Was wurde noch durchgeführt? Thomsen schreibt dazu: „Um den Verkehr im Kreuzungsinnenbereich sicherer zu führen, wurden hier Wartelinien markiert, die zu einer erhöhten Aufmerksamkeit führen sollen. Im Bereich des Mittelstreifens wurden außerdem zusätzliche Vorfahrt-achten-Schilder aufgestellt.“ Im Kreuzungsinnenbereich fährt die Tram, nur sagt die Statistik, dass es zwischen 2018 und 2020 nur einen Unfall im Zusammenhang mit der Tram gab, in diesem Jahr noch keinen. Was also ist mit jenen, die Auto oder Fahrrad fahren, und den zu Fuß Gehenden? Weitere Maßnahmen, so Thomsen, sind momentan nicht geplant, sind aber nicht ausgeschlossen.

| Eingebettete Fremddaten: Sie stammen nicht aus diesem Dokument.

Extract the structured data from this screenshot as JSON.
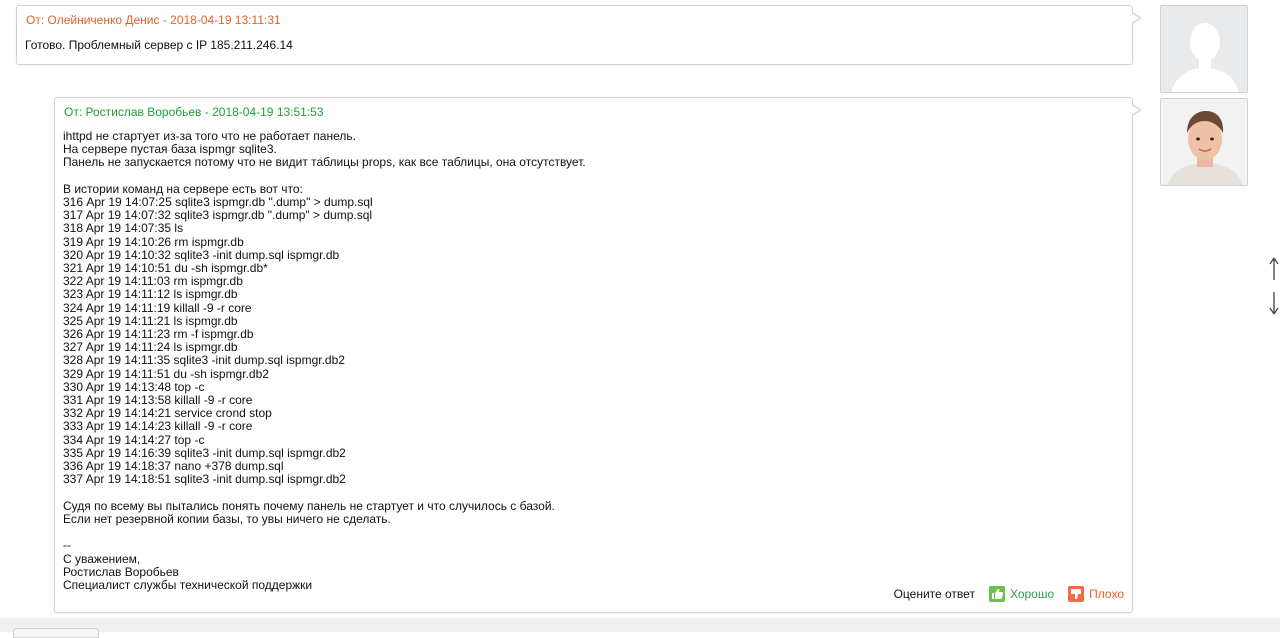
{
  "messages": [
    {
      "header": "От: Олейниченко Денис - 2018-04-19 13:11:31",
      "body": "Готово. Проблемный сервер с IP 185.211.246.14",
      "author_color": "#e0622a"
    },
    {
      "header": "От: Ростислав Воробьев - 2018-04-19 13:51:53",
      "body": "ihttpd не стартует из-за того что не работает панель.\nНа сервере пустая база ispmgr sqlite3.\nПанель не запускается потому что не видит таблицы props, как все таблицы, она отсутствует.\n\nВ истории команд на сервере есть вот что:\n316 Apr 19 14:07:25 sqlite3 ispmgr.db \".dump\" > dump.sql\n317 Apr 19 14:07:32 sqlite3 ispmgr.db \".dump\" > dump.sql\n318 Apr 19 14:07:35 ls\n319 Apr 19 14:10:26 rm ispmgr.db\n320 Apr 19 14:10:32 sqlite3 -init dump.sql ispmgr.db\n321 Apr 19 14:10:51 du -sh ispmgr.db*\n322 Apr 19 14:11:03 rm ispmgr.db\n323 Apr 19 14:11:12 ls ispmgr.db\n324 Apr 19 14:11:19 killall -9 -r core\n325 Apr 19 14:11:21 ls ispmgr.db\n326 Apr 19 14:11:23 rm -f ispmgr.db\n327 Apr 19 14:11:24 ls ispmgr.db\n328 Apr 19 14:11:35 sqlite3 -init dump.sql ispmgr.db2\n329 Apr 19 14:11:51 du -sh ispmgr.db2\n330 Apr 19 14:13:48 top -c\n331 Apr 19 14:13:58 killall -9 -r core\n332 Apr 19 14:14:21 service crond stop\n333 Apr 19 14:14:23 killall -9 -r core\n334 Apr 19 14:14:27 top -c\n335 Apr 19 14:16:39 sqlite3 -init dump.sql ispmgr.db2\n336 Apr 19 14:18:37 nano +378 dump.sql\n337 Apr 19 14:18:51 sqlite3 -init dump.sql ispmgr.db2\n\nСудя по всему вы пытались понять почему панель не стартует и что случилось с базой.\nЕсли нет резервной копии базы, то увы ничего не сделать.\n\n--\nС уважением,\nРостислав Воробьев\nСпециалист службы технической поддержки",
      "author_color": "#1f9c3e"
    }
  ],
  "rating": {
    "label": "Оцените ответ",
    "good_label": "Хорошо",
    "bad_label": "Плохо",
    "good_color": "#2e9e48",
    "bad_color": "#e0622a"
  },
  "icons": {
    "avatar_placeholder": "user-silhouette-icon",
    "avatar_photo": "user-photo",
    "thumbs_up": "thumbs-up-icon",
    "thumbs_down": "thumbs-down-icon",
    "scroll": "scroll-arrows-icon"
  }
}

Einmal muss Pauline noch zu Wort kommen, denn sie kann nicht nachvollziehen, „warum das Tempo auf dem Stück nicht zur Zeit – oder auch permanent – auf 30 gedrosselt wird.“ Wolfgang allerdings, der wie Silke etwa 20 Jahre hier wohnt und bisher keinen Unfall erlebt hat, insistiert: „Warum auf 30 drosseln, wenn in den Hauptzeiten eh alles steht? Der Rückstau reicht ja weit über die besagte Kreuzung. Soll der Straßenbahnübergang beschrankt werden? Bei regelkonformen Verhalten aller Verkehrsteilnehmer würde sich die Situation entschärfen, ist bei dem wachsenden Egoismus aber Illusion!“ Eine ähnliche Frage ging auch an die Senatsverwaltung, denn die Strecke von der Stahlheimer Straße bis zur Kreuzung an der Prenzlauer Allee – und umgekehrt – lädt zur Beschleunigung ein, die untersuchte Kreuzung liegt genau in der Mitte. Immerhin: Aktuell wird geprüft, ob Ausnahmen von der StVO-Vorgabe von Tempo 50 bestehen.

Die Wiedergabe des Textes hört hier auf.